Armed gangs roamed the streets last night with sticks, stones and petrol bombs. The government declared a state of emergency and said it was dispatching troops and armoured vehicles to quell the violence.

The Osh region, close to the border with Uzbekistan, has an equally split population of ethnic Kyrgyz and Uzbeks. It seems that the initial trigger for the violence was a fistfight between a group of young Kyrgyz and Uzbek men, and the situation quickly spiralled out of control, with a cycle of mutual reprisals getting ever more violent.

Yesterday evening, gangs of young Kyrgyz men were marauding through the Uzbek part of Osh, setting homes and teahouses ablaze as they went.

Already, 37 people have been confirmed dead and 523 injured, and these figures seem certain to rise.
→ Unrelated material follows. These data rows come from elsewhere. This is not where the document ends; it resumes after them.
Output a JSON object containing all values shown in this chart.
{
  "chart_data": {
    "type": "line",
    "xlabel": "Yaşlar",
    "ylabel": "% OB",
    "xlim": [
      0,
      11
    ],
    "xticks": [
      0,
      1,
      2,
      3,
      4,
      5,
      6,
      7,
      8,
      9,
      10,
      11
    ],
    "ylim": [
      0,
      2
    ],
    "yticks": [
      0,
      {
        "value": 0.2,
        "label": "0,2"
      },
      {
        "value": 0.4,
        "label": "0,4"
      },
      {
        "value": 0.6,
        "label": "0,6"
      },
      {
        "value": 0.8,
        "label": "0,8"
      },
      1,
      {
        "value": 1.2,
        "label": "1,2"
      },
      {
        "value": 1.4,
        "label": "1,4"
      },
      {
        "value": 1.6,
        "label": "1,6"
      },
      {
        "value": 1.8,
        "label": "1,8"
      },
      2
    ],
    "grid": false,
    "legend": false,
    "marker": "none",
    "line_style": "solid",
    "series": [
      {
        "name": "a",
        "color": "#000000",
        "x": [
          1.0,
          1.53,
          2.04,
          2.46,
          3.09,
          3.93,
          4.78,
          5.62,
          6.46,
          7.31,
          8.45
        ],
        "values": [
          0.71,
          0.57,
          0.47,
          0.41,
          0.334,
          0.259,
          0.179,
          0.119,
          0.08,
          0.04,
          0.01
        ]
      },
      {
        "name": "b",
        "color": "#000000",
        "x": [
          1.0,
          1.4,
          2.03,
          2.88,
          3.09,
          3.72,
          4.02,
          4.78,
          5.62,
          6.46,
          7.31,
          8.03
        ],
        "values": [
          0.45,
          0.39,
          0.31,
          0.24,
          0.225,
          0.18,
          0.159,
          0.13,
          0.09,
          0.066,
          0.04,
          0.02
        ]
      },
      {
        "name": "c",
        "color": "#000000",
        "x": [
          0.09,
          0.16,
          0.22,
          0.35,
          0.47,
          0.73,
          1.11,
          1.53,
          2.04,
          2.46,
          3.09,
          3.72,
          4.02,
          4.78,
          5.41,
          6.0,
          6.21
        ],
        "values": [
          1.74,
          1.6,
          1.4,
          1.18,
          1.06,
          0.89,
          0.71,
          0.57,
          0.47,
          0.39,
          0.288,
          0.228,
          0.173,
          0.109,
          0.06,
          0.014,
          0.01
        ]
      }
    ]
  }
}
The health ministry spokeswoman Yelena Bailinova said that dozens of people were being treated for knife and gunshot wounds.

Kyrgyzstan has been delicately balanced between fragile stability and all-out chaos since April when the then-president, Kurmanbek Bakiyev, was deposed. Widely detested and accused of nepotism and corruption, he fled the country and a provisional government led by Roza Otunbayeva took over.

Ms Otunbayeva is seen as a moderate, and unlike others in the loose coalition of opposition forces now in power has never been tainted with corruption allegations.

Initially, there was a promise of presidential elections in autumn this year, but in an attempt to quell unrest and create a period of stability, these were called off. Ms Otunbayeva now says she will remain President until late next year, when elections will be held for which she will not stand.

Nevertheless, the situation has remained volatile. The capital, Bishkek, has been largely calm since the April riots. But there have been sporadic clashes in the south of the country involving supporters of Mr Bakiyev, and now ethnic tensions in the region appear to have been stirred.

"Regrettably for us, we're clearly talking about a stand-off between two ethnicities," said Ms Otunbayeva in Bishkek yesterday. "We need [to muster] forces and means to stop and calm these people down, and this is what we are doing right now."

Witnesses in the centre of Osh said that yesterday evening, a group of around 300 aggressive youths was moving from the Kyrgyz quarter of Osh to the Uzbek section, setting fire to buildings in their wake. No police or armed forces were on the scene to check the advance of the gangs.

Rumours were spreading in the city that Uzbeks had entered Kyrgyz houses and gone on a rape spree the previous night; others spoke of a column of tanks approaching the territory from neighbouring Uzbekistan. It was impossible to verify such reports.

Ms Otunbayeva said crowds of "weird and suspicious-looking people" were streaming down to Osh from all directions, though she did not specify whether these people were ethnic Kyrgyz or Uzbeks. "The situation remains complicated," she said. "Attempts are being made to block practically all the roads leading to Osh."

In 1990, during the collapse of the Soviet Union, hundreds died in ethnic clashes near Osh. The city sits in the densely populated Fergana Valley, split between Uzbekistan, Kyrgyzstan and Tajikistan by jagged borders drawn up during Stalin's reign that often have little relation to the ethnic make-up of the population. On the Uzbek side of the valley, a popular uprising in the city of Andijan five years ago led to Uzbek security forces massacring hundreds of the protesters.

Regional leaders, who happened to be in Tashkent, the Uzbek capital, for a security summit yesterday, called for a quick end to the violence. However, the Russian President, Dmitry Medvedev, said that the rioting was an internal matter for Kyrgyzstan, and ruled out intervention from the ODKB, a Moscow-led grouping of armed forces in the region.